In recent years, company culture has become, in general, much more relaxed than it used to be. With millennials taking over the workplace and an advancement in technology that has changed the way things are done across the board, it isn’t uncommon to walk into any given office and see employees in jeans, t-shirts, and sandals. Regardless of your personal feelings toward this development, it’s important to understand that this bandwagon isn’t changing lanes anytime soon. Because of that, you should have a clear idea about how you expect your employees to dress and, more importantly, how to convey that dress code to them. Read on for a few tips on how to avoid the awkward conversation when it comes time to tell Tony from IT that his favorite ripped jeans with the coffee stains are not work appropriate.
Put a Policy in Place
There are many benefits to having your office be pretty laid back, and the same can be said for the alternative. Whether you want your employees to dress comfortably or you prefer the office to be more “business” than “casual”, it’s important to have some sort of policy in place. This sets a base guideline for your employees to follow and gives you a reference point if anybody needs to be spoken to about what they’re wearing. It’s much easier to show Tony from IT exactly where in the Employee Dress Policy it states “No Ripped Pants” than to simply ask him not to wear those jeans anymore. That way there is no room for misinterpretation and Tony can blame the dress code for having to wear nice slacks, and not you (or their supervisor).
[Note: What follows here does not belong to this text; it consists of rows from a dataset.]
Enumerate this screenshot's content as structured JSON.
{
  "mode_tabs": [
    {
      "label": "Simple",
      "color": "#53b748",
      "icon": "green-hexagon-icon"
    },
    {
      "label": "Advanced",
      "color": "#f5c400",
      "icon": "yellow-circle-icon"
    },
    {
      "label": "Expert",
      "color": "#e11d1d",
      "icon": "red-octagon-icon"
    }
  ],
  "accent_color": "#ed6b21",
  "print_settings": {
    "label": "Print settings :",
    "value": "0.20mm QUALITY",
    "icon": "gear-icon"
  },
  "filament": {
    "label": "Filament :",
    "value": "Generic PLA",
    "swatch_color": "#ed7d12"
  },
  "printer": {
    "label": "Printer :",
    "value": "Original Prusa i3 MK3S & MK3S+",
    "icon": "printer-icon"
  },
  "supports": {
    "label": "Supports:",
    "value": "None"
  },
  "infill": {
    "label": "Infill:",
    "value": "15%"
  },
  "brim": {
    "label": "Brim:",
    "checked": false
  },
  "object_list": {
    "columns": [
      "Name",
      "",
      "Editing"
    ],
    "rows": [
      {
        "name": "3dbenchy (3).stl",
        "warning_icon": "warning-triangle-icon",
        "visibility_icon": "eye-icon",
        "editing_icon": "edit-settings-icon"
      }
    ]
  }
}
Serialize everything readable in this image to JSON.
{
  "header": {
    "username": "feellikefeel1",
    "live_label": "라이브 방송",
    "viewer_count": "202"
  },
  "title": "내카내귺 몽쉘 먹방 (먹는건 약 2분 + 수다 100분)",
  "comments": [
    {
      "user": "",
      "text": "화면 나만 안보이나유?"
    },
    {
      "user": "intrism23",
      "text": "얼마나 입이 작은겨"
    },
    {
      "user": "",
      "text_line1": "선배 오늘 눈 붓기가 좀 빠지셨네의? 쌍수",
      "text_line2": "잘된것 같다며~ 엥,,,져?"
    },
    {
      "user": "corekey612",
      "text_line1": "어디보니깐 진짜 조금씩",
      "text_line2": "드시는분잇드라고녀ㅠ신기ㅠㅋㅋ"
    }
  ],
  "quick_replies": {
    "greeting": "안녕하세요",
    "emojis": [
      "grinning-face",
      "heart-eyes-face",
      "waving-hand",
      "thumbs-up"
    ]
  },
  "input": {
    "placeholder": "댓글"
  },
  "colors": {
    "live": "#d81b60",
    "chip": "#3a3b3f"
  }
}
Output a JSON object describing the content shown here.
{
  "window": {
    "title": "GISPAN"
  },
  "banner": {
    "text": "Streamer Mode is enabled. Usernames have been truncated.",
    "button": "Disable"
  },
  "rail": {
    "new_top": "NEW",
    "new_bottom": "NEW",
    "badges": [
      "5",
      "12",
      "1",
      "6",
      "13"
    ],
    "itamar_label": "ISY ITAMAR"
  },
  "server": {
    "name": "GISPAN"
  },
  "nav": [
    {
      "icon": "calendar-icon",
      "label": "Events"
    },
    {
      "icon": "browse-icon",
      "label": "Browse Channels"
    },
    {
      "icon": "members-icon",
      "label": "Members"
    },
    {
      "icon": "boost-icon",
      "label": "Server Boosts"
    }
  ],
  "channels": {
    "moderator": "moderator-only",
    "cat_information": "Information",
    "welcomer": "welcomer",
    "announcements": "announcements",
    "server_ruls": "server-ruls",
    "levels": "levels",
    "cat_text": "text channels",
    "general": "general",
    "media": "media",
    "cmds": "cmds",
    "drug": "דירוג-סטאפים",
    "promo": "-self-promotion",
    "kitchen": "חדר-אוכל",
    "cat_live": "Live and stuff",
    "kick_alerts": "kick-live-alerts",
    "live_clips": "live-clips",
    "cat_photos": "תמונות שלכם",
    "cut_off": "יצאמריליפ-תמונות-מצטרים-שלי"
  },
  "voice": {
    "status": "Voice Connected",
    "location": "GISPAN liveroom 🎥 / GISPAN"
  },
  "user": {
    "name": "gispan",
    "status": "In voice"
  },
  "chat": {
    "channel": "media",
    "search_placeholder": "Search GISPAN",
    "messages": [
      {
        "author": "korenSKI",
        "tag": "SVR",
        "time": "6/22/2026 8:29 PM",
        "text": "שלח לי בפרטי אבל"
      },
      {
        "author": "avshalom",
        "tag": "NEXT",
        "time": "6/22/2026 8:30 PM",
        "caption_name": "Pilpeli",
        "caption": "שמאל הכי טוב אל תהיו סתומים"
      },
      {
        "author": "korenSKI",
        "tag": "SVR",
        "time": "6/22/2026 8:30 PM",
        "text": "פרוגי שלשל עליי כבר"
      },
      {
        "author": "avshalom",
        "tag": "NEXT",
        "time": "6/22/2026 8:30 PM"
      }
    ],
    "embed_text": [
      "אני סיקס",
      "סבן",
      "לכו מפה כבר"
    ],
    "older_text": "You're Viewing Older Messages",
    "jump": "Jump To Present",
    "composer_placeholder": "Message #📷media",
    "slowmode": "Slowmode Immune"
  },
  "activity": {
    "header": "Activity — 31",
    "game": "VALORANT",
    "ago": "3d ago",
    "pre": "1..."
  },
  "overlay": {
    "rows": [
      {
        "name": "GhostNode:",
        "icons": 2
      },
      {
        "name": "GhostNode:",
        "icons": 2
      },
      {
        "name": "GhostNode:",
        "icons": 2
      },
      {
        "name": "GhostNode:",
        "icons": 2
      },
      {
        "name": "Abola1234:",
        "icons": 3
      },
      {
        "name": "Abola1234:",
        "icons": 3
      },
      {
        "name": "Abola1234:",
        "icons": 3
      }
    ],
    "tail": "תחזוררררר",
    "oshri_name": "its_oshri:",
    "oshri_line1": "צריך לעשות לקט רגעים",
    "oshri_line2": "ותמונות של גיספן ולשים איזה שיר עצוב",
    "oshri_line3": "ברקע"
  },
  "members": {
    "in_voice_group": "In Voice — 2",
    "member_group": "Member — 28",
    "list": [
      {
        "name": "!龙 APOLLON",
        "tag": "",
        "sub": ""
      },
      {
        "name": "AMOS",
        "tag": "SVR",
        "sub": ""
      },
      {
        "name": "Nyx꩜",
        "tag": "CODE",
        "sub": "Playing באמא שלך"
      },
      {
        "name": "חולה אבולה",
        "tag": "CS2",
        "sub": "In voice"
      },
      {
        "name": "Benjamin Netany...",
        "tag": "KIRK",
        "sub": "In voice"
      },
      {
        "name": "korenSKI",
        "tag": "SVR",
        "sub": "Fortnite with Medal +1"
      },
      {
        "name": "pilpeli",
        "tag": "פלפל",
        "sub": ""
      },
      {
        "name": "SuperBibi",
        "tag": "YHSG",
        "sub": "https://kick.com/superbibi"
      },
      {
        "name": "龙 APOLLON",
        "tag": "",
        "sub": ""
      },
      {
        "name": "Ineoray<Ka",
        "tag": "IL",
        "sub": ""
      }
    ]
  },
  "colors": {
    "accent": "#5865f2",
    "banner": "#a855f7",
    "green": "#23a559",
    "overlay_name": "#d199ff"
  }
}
Be sure to include general grooming/hygiene in this policy. There is no easy way to tell an employee that their natural aroma is causing their colleagues discomfort, but it’s significantly easier to let a dress code do the talking. The same can be true for those employees who wear a little too much cologne or perfume. Sending out a company-wide email that asks everyone to review the policy is a good first step to avoiding that conversation. If the person in mind does not take steps to better the situation, make sure you speak to them discreetly. They will likely be humiliated enough; you do not want the whole office to know what you’re talking about.
Keep the Conversation Light
Once your policy is in place and your employees have reviewed it, hopefully, you won’t have to enforce it too often. Allow your team to slip up once in a while without repercussions, we’ve all been in that position and being overly strict can cause tension between you and them. When you do have to address an issue, however, don’t make a big deal out of it. As discussed previously, be discreet so as not to make the employee uncomfortable. However, the best method is to simply pull them aside, let them know what the problem is, and leave it at that. Do not make them feel like they’re in trouble. If they dispute their reason, you can show them the section in the dress policy so there is no room for argument. If the problem persists, then you can start taking disciplinary action.
Occasionally, if possible, you might consider having a manager address a violation who is of the same gender as the employee. Under general conflicts, this shouldn’t be necessary, but depending on the violation and the comfort levels of everybody involved, it’s something to consider. When in doubt, however, it’s usually better to address it yourself.